Avant de nous quitter, Sofia me montra des photos de sa région préférée, le Tras os Montes, au nord-ouest du pays et en particulier la photo d’un puits caché dans les arbres sur le sol battu. « C’est là que je viens quand le cœur est gros ». Sofia aimait ce monde flottant du Tras Os Montes, ces paysages ambulants d’où les rapaces tournoient en silence entre les falaises de schiste plongeant dans le Douro près de la frontière avec l’Espagne.


Il était temps de partir. Le jour déclinait. Sofia allait rejoindre son lieu de travail,

l’aéroport de Porto.

La Taberna Porto A Noite près du fleuve était le chaudron de sa famille, le point fixe de rassemblement de ses amis, le cœur de son projet de Taberna littéraire où poètes et

écrivains viendraient se retrouver.


« J’ai des racines fortes qui me tiennent. J’ai beaucoup à grandir, beaucoup à voir. Je

résiste toujours. Ce ne sont pas les nuages qui vont m’empêcher d’être ce que je dois

être ».

« Il faudra que tu reviennes », me dit-elle avant mon départ. Avant de continuer mon

chemin, Sofia glissa dans mon bagage un petit sac de grosses cerises.
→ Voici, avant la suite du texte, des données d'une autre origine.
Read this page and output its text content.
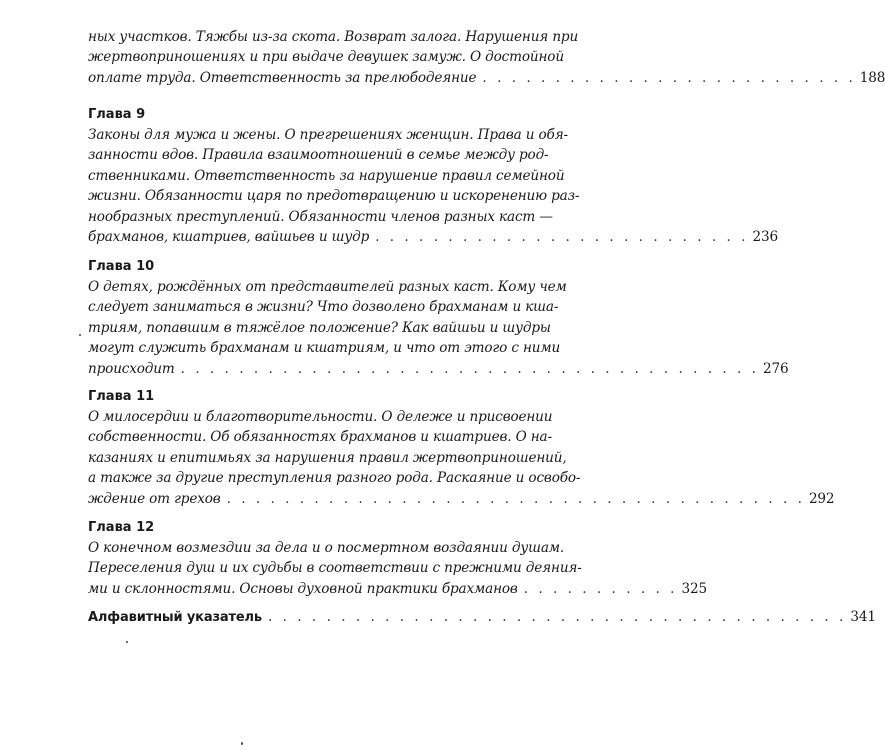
ных участков. Тяжбы из-за скота. Возврат залога. Нарушения при
жертвоприношениях и при выдаче девушек замуж. О достойной
оплате труда. Ответственность за прелюбодеяние . . . . . . . . . . . . . . . . . . . . . . . . . . 188
Глава 9
Законы для мужа и жены. О прегрешениях женщин. Права и обя-
занности вдов. Правила взаимоотношений в семье между род-
ственниками. Ответственность за нарушение правил семейной
жизни. Обязанности царя по предотвращению и искоренению раз-
нообразных преступлений. Обязанности членов разных каст —
брахманов, кшатриев, вайшьев и шудр . . . . . . . . . . . . . . . . . . . . . . . . . . 236
Глава 10
О детях, рождённых от представителей разных каст. Кому чем
следует заниматься в жизни? Что дозволено брахманам и кша-
триям, попавшим в тяжёлое положение? Как вайшьи и шудры
могут служить брахманам и кшатриям, и что от этого с ними
происходит . . . . . . . . . . . . . . . . . . . . . . . . . . . . . . . . . . . . . . . . 276
Глава 11
О милосердии и благотворительности. О дележе и присвоении
собственности. Об обязанностях брахманов и кшатриев. О на-
казаниях и епитимьях за нарушения правил жертвоприношений,
а также за другие преступления разного рода. Раскаяние и освобо-
ждение от грехов . . . . . . . . . . . . . . . . . . . . . . . . . . . . . . . . . . . . . . . . 292
Глава 12
О конечном возмездии за дела и о посмертном воздаянии душам.
Переселения душ и их судьбы в соответствии с прежними деяния-
ми и склонностями. Основы духовной практики брахманов . . . . . . . . . . . 325
Алфавитный указатель . . . . . . . . . . . . . . . . . . . . . . . . . . . . . . . . . . . . . . . . 341
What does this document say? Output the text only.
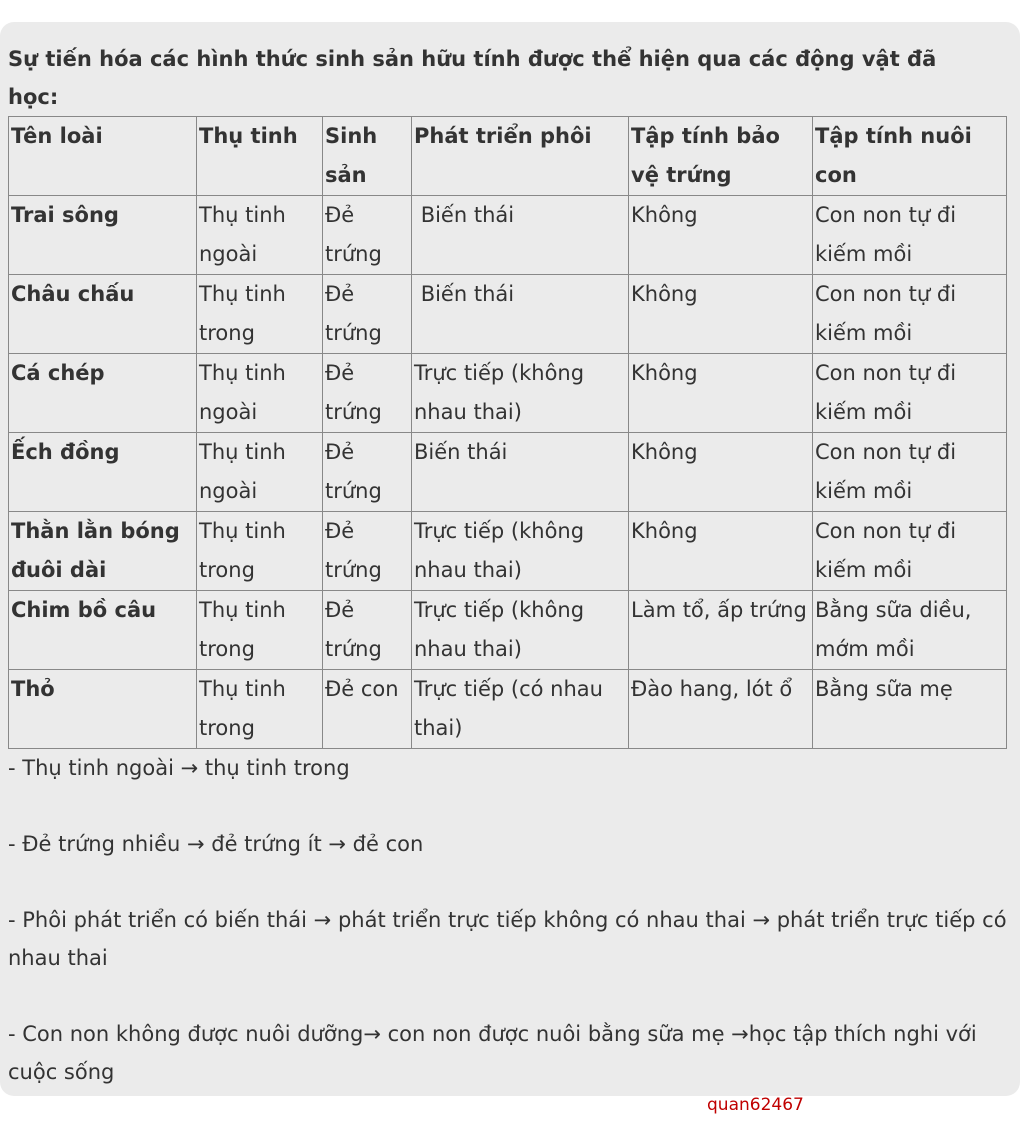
Sự tiến hóa các hình thức sinh sản hữu tính được thể hiện qua các động vật đã học:

Tên loài	Thụ tinh	Sinh sản	Phát triển phôi	Tập tính bảo vệ trứng	Tập tính nuôi con
Trai sông	Thụ tinh ngoài	Đẻ trứng	Biến thái	Không	Con non tự đi kiếm mồi
Châu chấu	Thụ tinh trong	Đẻ trứng	Biến thái	Không	Con non tự đi kiếm mồi
Cá chép	Thụ tinh ngoài	Đẻ trứng	Trực tiếp (không nhau thai)	Không	Con non tự đi kiếm mồi
Ếch đồng	Thụ tinh ngoài	Đẻ trứng	Biến thái	Không	Con non tự đi kiếm mồi
Thằn lằn bóng đuôi dài	Thụ tinh trong	Đẻ trứng	Trực tiếp (không nhau thai)	Không	Con non tự đi kiếm mồi
Chim bồ câu	Thụ tinh trong	Đẻ trứng	Trực tiếp (không nhau thai)	Làm tổ, ấp trứng	Bằng sữa diều, mớm mồi
Thỏ	Thụ tinh trong	Đẻ con	Trực tiếp (có nhau thai)	Đào hang, lót ổ	Bằng sữa mẹ

- Thụ tinh ngoài → thụ tinh trong

- Đẻ trứng nhiều → đẻ trứng ít → đẻ con

- Phôi phát triển có biến thái → phát triển trực tiếp không có nhau thai → phát triển trực tiếp có nhau thai

- Con non không được nuôi dưỡng→ con non được nuôi bằng sữa mẹ →học tập thích nghi với cuộc sống

quan62467
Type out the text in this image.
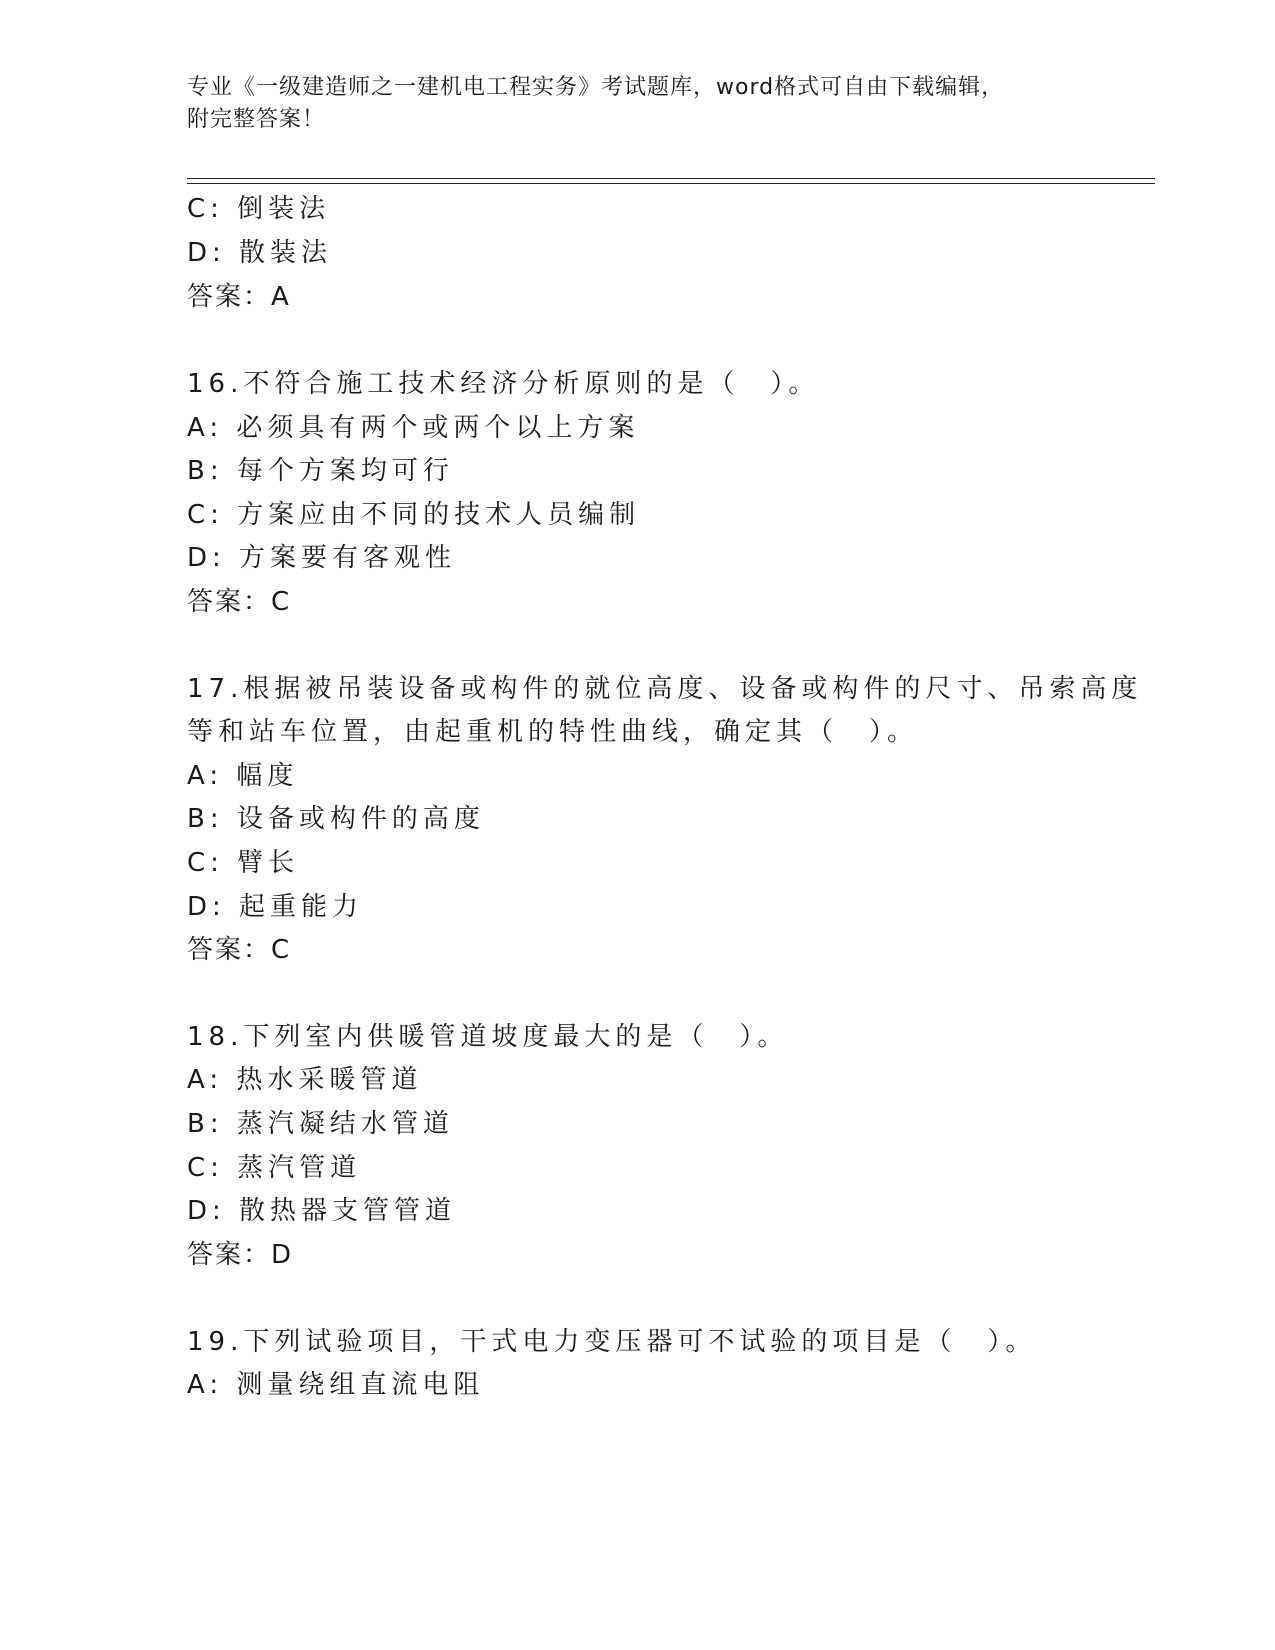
专业《一级建造师之一建机电工程实务》考试题库，word格式可自由下载编辑，
附完整答案！
C: 倒装法
D: 散装法
答案：A
16.不符合施工技术经济分析原则的是（　）。
A: 必须具有两个或两个以上方案
B: 每个方案均可行
C: 方案应由不同的技术人员编制
D: 方案要有客观性
答案：C
17.根据被吊装设备或构件的就位高度、设备或构件的尺寸、吊索高度
等和站车位置，由起重机的特性曲线，确定其（　）。
A: 幅度
B: 设备或构件的高度
C: 臂长
D: 起重能力
答案：C
18.下列室内供暖管道坡度最大的是（　）。
A: 热水采暖管道
B: 蒸汽凝结水管道
C: 蒸汽管道
D: 散热器支管管道
答案：D
19.下列试验项目，干式电力变压器可不试验的项目是（　）。
A: 测量绕组直流电阻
Depuis notre rencontre, Sofia m’envoyait des petits signaux de connivence pour les

anniversaires, les fêtes, la parade traditionnelle du port sur le Douro. Sa grande joie fût de voir en août 2019 son poème A VIDA publié dans le blog poesiarevelada.com dans sa langue, le portugais traduit par Hervé Hette, auteur d’une belle photo qui lui ressemblait tant.

« Ton humanité poétique me va droit au cœur », lui écrivît un lecteur.

Sofia se retrouvait bien dans Poesiarevelada, un blog ouvert aux rythmes et aux sons d’une poésie libre venue de langues différentes.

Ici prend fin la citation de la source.